Split Decision in Veitch/Life At Ten Case

Court of Appeals rules partially in favor of Veitch and partially in favor of KHRC.

The Kentucky Court of Appeals has issued a mixed ruling in the John Veitch/Life At Ten case and has ordered reconsideration of the one-year suspension handed the former chief steward for horse racing in the Bluegrass state.

In the Oct. 25 ruling, the three-judge panel determined the Kentucky Horse Racing Commission acted properly in upholding a hearing officer's conclusion that Veitch should have ordered Life At Ten sent for post-race testing following her lackluster effort in the 2010 Breeders' Cup Ladies' Classic (gr. I), now called the Distaff.

The judges also ruled, however, that the hearing officer's conclusion and KHRC affirmation that Veitch should have taken action with regard to Life At Ten prior to the race did not constitute a violation of racing regulations and that he should not have been suspended for not ordering a pre-race veterinary inspection of the filly.

Veitch, a Hall of Fame trainer who was Kentucky's top regulator, was subsequently suspended for a year when the KHRC upheld a hearing officer's report into the circumstances surrounding the performance of Life At Ten during the Ladies' Classic.

Hearing officer Robert Layton concluded Veitch had violated five rules of racing by not having Life At Ten inspected by a veterinarian or scratched from the race after jockey John Velazquez told an ESPN audience the filly was not warming up properly prior to the race. Also, Layton concluded, and the KHRC agreed, that Veitch should have ordered Life At Ten tested after the Ladies' Classic, in which she was not persevered with and ran last as the 7-2 second choice.

Following the Ladies' Classic, KHRC initiated charges into whether Veitch or Velazquez had violated racing regulations with regard to the incident. Velazquez did not admit to wrongdoing but paid a $10,000 fine, half of which went to a charitable organization.

Veitch refused to admit wrongdoing and also refused to pay a fine, resulting in a lengthy and costly investigation by the KHRC that led to the suspension. Prior to the suspension, Veitch was fired in November 2011 without cause and only recently became licensed and employed for the first time since. Veitch's firing has been upheld by the Kentucky Personnel Board.

In appealing the suspension, Veitch's attorneys argued that the regulations under which he was charged were unconstitutional because they are vague, that the KHRC's order violated equal protection and due process guarantees, and that the order was arbitrary and capricious and not supported by evidence in the record.

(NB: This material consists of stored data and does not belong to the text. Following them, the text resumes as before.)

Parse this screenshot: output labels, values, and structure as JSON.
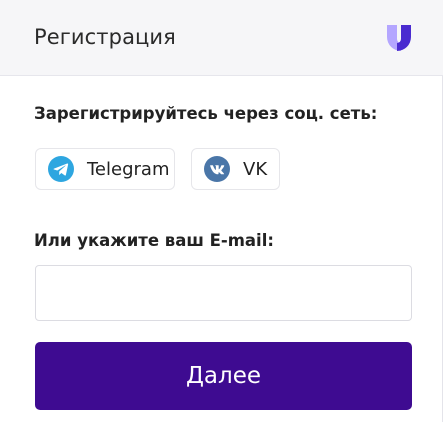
{
  "header": {
    "title": "Регистрация",
    "logo_icon": "brand-logo-icon"
  },
  "social": {
    "label": "Зарегистрируйтесь через соц. сеть:",
    "buttons": [
      {
        "label": "Telegram",
        "icon": "telegram-icon",
        "color": "#2ea6e0"
      },
      {
        "label": "VK",
        "icon": "vk-icon",
        "color": "#4a76a8"
      }
    ]
  },
  "email": {
    "label": "Или укажите ваш E-mail:",
    "value": "",
    "placeholder": ""
  },
  "next_button": {
    "label": "Далее",
    "color": "#3e0b91"
  },
  "colors": {
    "accent": "#3e0b91",
    "logo_light": "#b4a6ff",
    "logo_dark": "#4a2bd0"
  }
}
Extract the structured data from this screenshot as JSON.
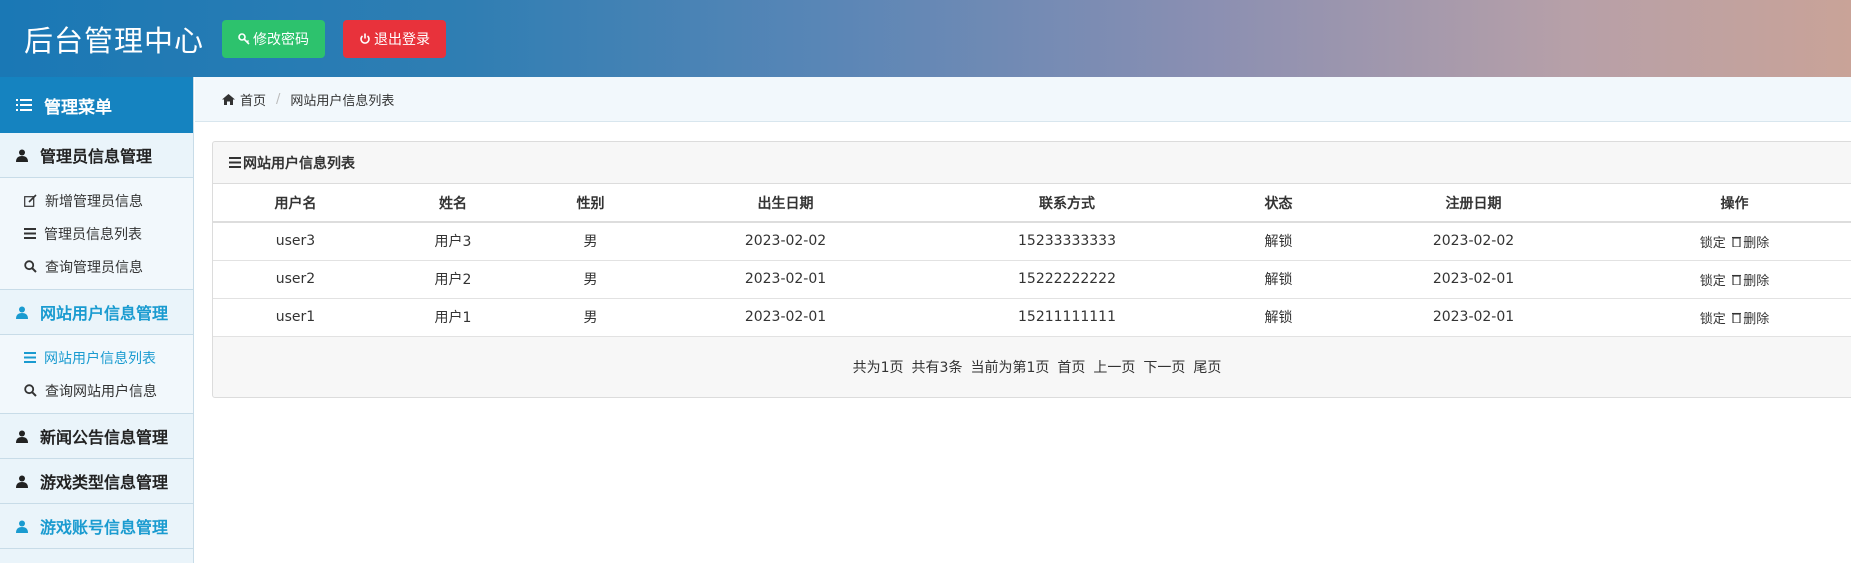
{
  "header": {
    "title": "后台管理中心",
    "change_password": "修改密码",
    "logout": "退出登录"
  },
  "sidebar": {
    "title": "管理菜单",
    "groups": [
      {
        "label": "管理员信息管理",
        "items": [
          {
            "label": "新增管理员信息",
            "icon": "edit-icon"
          },
          {
            "label": "管理员信息列表",
            "icon": "list-icon"
          },
          {
            "label": "查询管理员信息",
            "icon": "search-icon"
          }
        ]
      },
      {
        "label": "网站用户信息管理",
        "items": [
          {
            "label": "网站用户信息列表",
            "icon": "list-icon"
          },
          {
            "label": "查询网站用户信息",
            "icon": "search-icon"
          }
        ]
      },
      {
        "label": "新闻公告信息管理"
      },
      {
        "label": "游戏类型信息管理"
      },
      {
        "label": "游戏账号信息管理"
      }
    ]
  },
  "breadcrumb": {
    "home": "首页",
    "current": "网站用户信息列表"
  },
  "panel": {
    "title": "网站用户信息列表",
    "columns": [
      "用户名",
      "姓名",
      "性别",
      "出生日期",
      "联系方式",
      "状态",
      "注册日期",
      "操作"
    ],
    "rows": [
      {
        "username": "user3",
        "name": "用户3",
        "gender": "男",
        "birth": "2023-02-02",
        "phone": "15233333333",
        "status": "解锁",
        "reg": "2023-02-02",
        "lock": "锁定",
        "delete": "删除"
      },
      {
        "username": "user2",
        "name": "用户2",
        "gender": "男",
        "birth": "2023-02-01",
        "phone": "15222222222",
        "status": "解锁",
        "reg": "2023-02-01",
        "lock": "锁定",
        "delete": "删除"
      },
      {
        "username": "user1",
        "name": "用户1",
        "gender": "男",
        "birth": "2023-02-01",
        "phone": "15211111111",
        "status": "解锁",
        "reg": "2023-02-01",
        "lock": "锁定",
        "delete": "删除"
      }
    ],
    "pager": {
      "total_pages": "共为1页",
      "total_items": "共有3条",
      "current": "当前为第1页",
      "first": "首页",
      "prev": "上一页",
      "next": "下一页",
      "last": "尾页"
    }
  },
  "colors": {
    "primary": "#1583c0",
    "active": "#1a9bd0",
    "green": "#2dc26d",
    "red": "#e8323b"
  }
}
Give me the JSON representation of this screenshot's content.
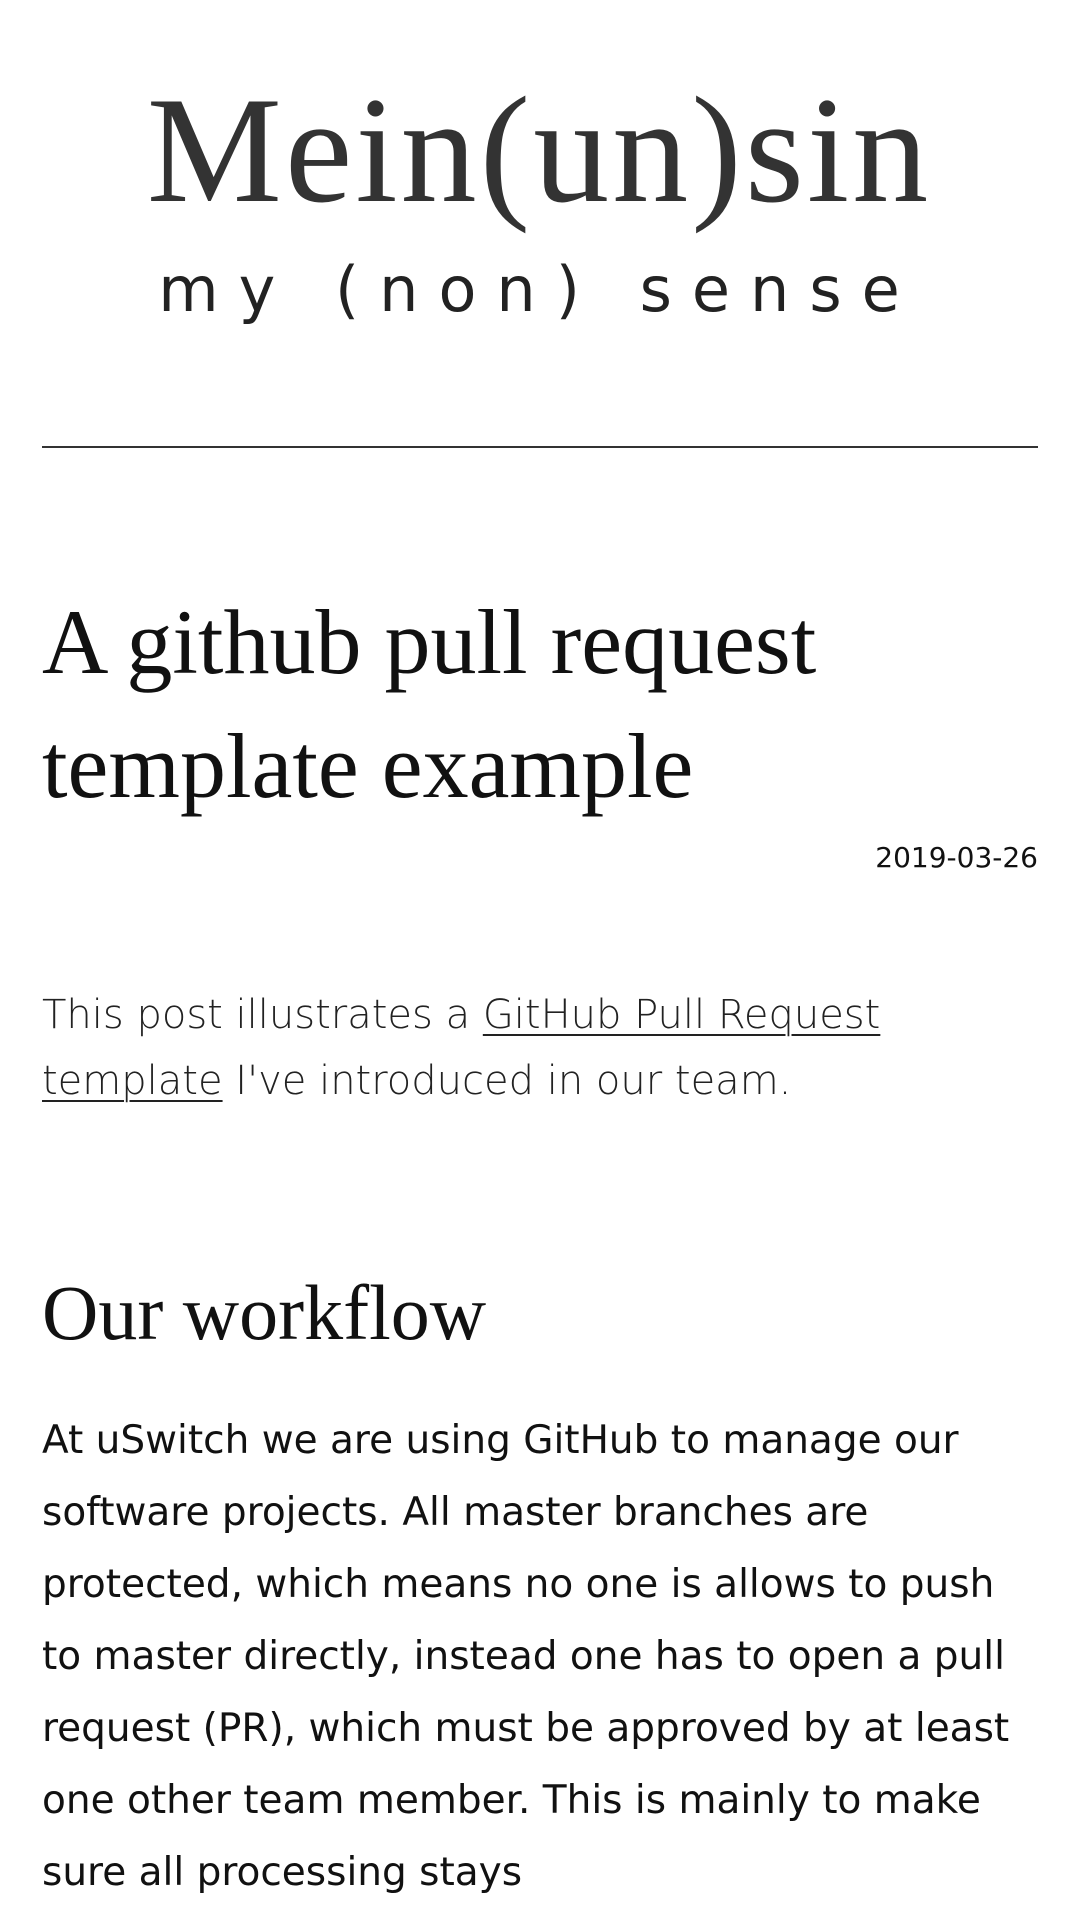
{
  "header": {
    "site_title": "Mein(un)sin",
    "site_tagline": "my (non) sense"
  },
  "post": {
    "title": "A github pull request template example",
    "date": "2019-03-26",
    "intro_before": "This post illustrates a ",
    "intro_link": "GitHub Pull Request template",
    "intro_after": " I've introduced in our team.",
    "section_heading": "Our workflow",
    "section_body": "At uSwitch we are using GitHub to manage our software projects. All master branches are protected, which means no one is allows to push to master directly, instead one has to open a pull request (PR), which must be approved by at least one other team member. This is mainly to make sure all processing stays"
  }
}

Previously, Franklin Circuit Court Judge Thomas Wingate upheld the Veitch suspension, resulting in an appeal that led to the Oct. 25 ruling.

"We agree with Veitch that there was insufficient evidence to support the KHRC's findings regarding his violations of 810KAR 1:004 Section 4(1) and 810 KAR 1:012 Section 10(1) based on the pre-race comments of the jockey standing alone," the appeals court said. "Simply stated, the jockey's pre-race comments did not immediately call into question Life At Ten's health and well-being, mandating action by Veitch.

"However, the horse's poor, unexpected racing performance certainly did require Veitch to take action based on the regulations," the opinion said. "We agree with the KHRC that ample evidence within the record supports such findings by the KHRC based on the poor performance."

The Court of Appeals remanded the case back to the Circuit Court "for further proceedings, including reconsideration of the penalty, in a manner not inconsistent with this opinion."

Tom Miller, Veitch's attorney, said he was pleased that while his client did not get a complete victory within the appeals court the judges did agree that Velazquez' comments prior to the race were not enough basis for the steward to have acted prior to the race.

Kentucky Horse Racing Commission said in a statement that it "is pleased that the Court of Appeals affirmed the commission's actions findings and conclusions that Veitch violated regulations with regard to the post-race performance of Life At Ten. As regards the other findings of the court, the commission is reviewing its options and next steps."